Monday 6 June 2016

I blame blame culture

It may not have escaped your attention that, instead of attempting to come to terms with the complexities of modern life, many people choose the simpler option of finding someone, or something, to blame. Let's call this phenomenon blame culture.

We blame poor people for their poverty, fat people for their obesity and immigrants for taking our jobs, lowering our wages and crowding out our schools and hospitals. 

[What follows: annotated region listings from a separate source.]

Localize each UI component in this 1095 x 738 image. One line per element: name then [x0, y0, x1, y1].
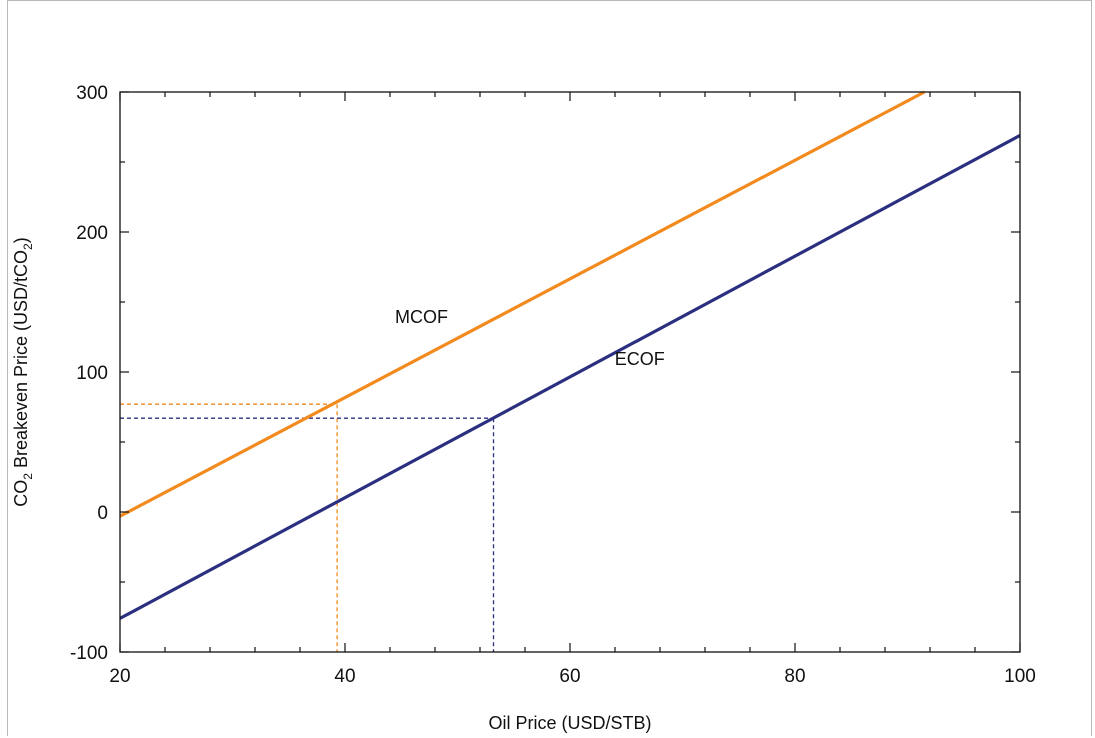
x-tick-label: 100: [1004, 666, 1036, 687]
y-axis-title: CO2 Breakeven Price (USD/tCO2): [11, 237, 35, 506]
y-tick-label: 300: [76, 83, 108, 104]
series-lines: [119, 90, 1021, 620]
series-labels: MCOF ECOF: [395, 307, 665, 369]
plot-area: [119, 91, 1021, 653]
series-label-mcof: MCOF: [395, 307, 448, 327]
y-axis-title-part: CO: [11, 480, 31, 507]
x-tick-label: 80: [784, 666, 805, 687]
y-tick-label: -100: [70, 643, 108, 664]
series-label-ecof: ECOF: [615, 349, 665, 369]
x-axis-ticks: 20 40 60 80 100: [109, 92, 1036, 687]
y-tick-label: 100: [76, 363, 108, 384]
y-axis-title-part: ): [11, 237, 31, 243]
y-tick-label: 0: [97, 503, 108, 524]
y-tick-label: 200: [76, 223, 108, 244]
y-axis-ticks: -100 0 100 200 300: [70, 83, 1020, 664]
series-line-ecof: [119, 133, 1021, 620]
x-tick-label: 40: [334, 666, 355, 687]
y-axis-title-part: Breakeven Price (USD/tCO: [11, 250, 31, 473]
x-tick-label: 60: [559, 666, 580, 687]
reference-lines: [120, 403, 495, 652]
x-tick-label: 20: [109, 666, 130, 687]
x-axis-title: Oil Price (USD/STB): [488, 713, 651, 733]
y-axis-title-subscript: 2: [21, 243, 35, 250]
y-axis-title-subscript: 2: [21, 473, 35, 480]
series-line-mcof: [119, 90, 926, 518]
chart-frame: [7, 0, 1092, 736]
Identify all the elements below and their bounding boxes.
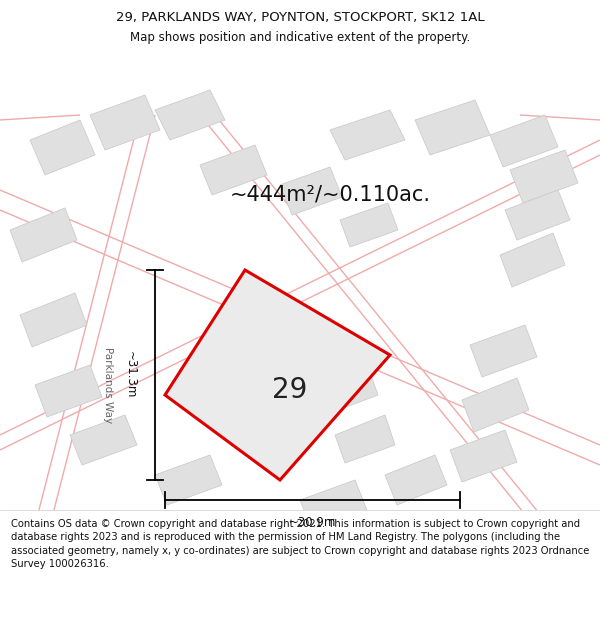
Polygon shape: [35, 365, 102, 417]
Polygon shape: [470, 325, 537, 377]
Polygon shape: [335, 415, 395, 463]
Text: ~31.3m: ~31.3m: [124, 351, 137, 399]
Polygon shape: [340, 203, 398, 247]
Polygon shape: [10, 208, 77, 262]
Polygon shape: [450, 430, 517, 482]
Polygon shape: [490, 115, 558, 167]
Polygon shape: [462, 378, 529, 432]
Polygon shape: [20, 293, 87, 347]
Text: 29: 29: [272, 376, 308, 404]
Polygon shape: [165, 270, 390, 480]
Polygon shape: [280, 167, 342, 215]
Polygon shape: [90, 95, 160, 150]
Polygon shape: [500, 233, 565, 287]
Text: ~444m²/~0.110ac.: ~444m²/~0.110ac.: [229, 185, 431, 205]
Polygon shape: [300, 480, 367, 530]
Polygon shape: [415, 100, 490, 155]
Text: Parklands Way: Parklands Way: [103, 347, 113, 423]
Polygon shape: [155, 90, 225, 140]
Polygon shape: [30, 120, 95, 175]
Text: 29, PARKLANDS WAY, POYNTON, STOCKPORT, SK12 1AL: 29, PARKLANDS WAY, POYNTON, STOCKPORT, S…: [116, 11, 484, 24]
Polygon shape: [320, 367, 378, 413]
Text: Contains OS data © Crown copyright and database right 2021. This information is : Contains OS data © Crown copyright and d…: [11, 519, 589, 569]
Polygon shape: [330, 110, 405, 160]
Polygon shape: [385, 455, 447, 505]
Polygon shape: [510, 150, 578, 203]
Polygon shape: [155, 455, 222, 505]
Polygon shape: [70, 415, 137, 465]
Text: Map shows position and indicative extent of the property.: Map shows position and indicative extent…: [130, 31, 470, 44]
Text: ~30.9m: ~30.9m: [289, 516, 335, 529]
Polygon shape: [505, 190, 570, 240]
Polygon shape: [200, 145, 267, 195]
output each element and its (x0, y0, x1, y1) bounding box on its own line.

Rather than face up to what were once known as home truths - like the simple fact that we've elected a government that actively wants to shrink the state and that's why the schools and hospitals aren't getting the funding that's needed - or being prepared to accept responsibility for our own actions - we're the people littering the streets, drinking too much and failing to pay attention - we find it easier to pin the blame on someone else. 

Build a wall to keep out the Mexican rapists, leave the EU to stop all those Poles with their annoying work ethic from taking our jobs, and all will be well with the world. We'll be back in charge of our own destiny and the glorious future that we no doubt deserve, because of our obvious innate superiority, will simply follow along just as day follows night.

But, if and when we are back in charge of our own destiny, remember that there'll be no one else to blame if at all goes tits up, as it were*.

*The ending of Henry James' short novel Washington Square has always struck me as almost perfect

"Catherine, meanwhile, in the parlour, picking up her morsel of fancy work, had seated herself with it again--for life, as it were."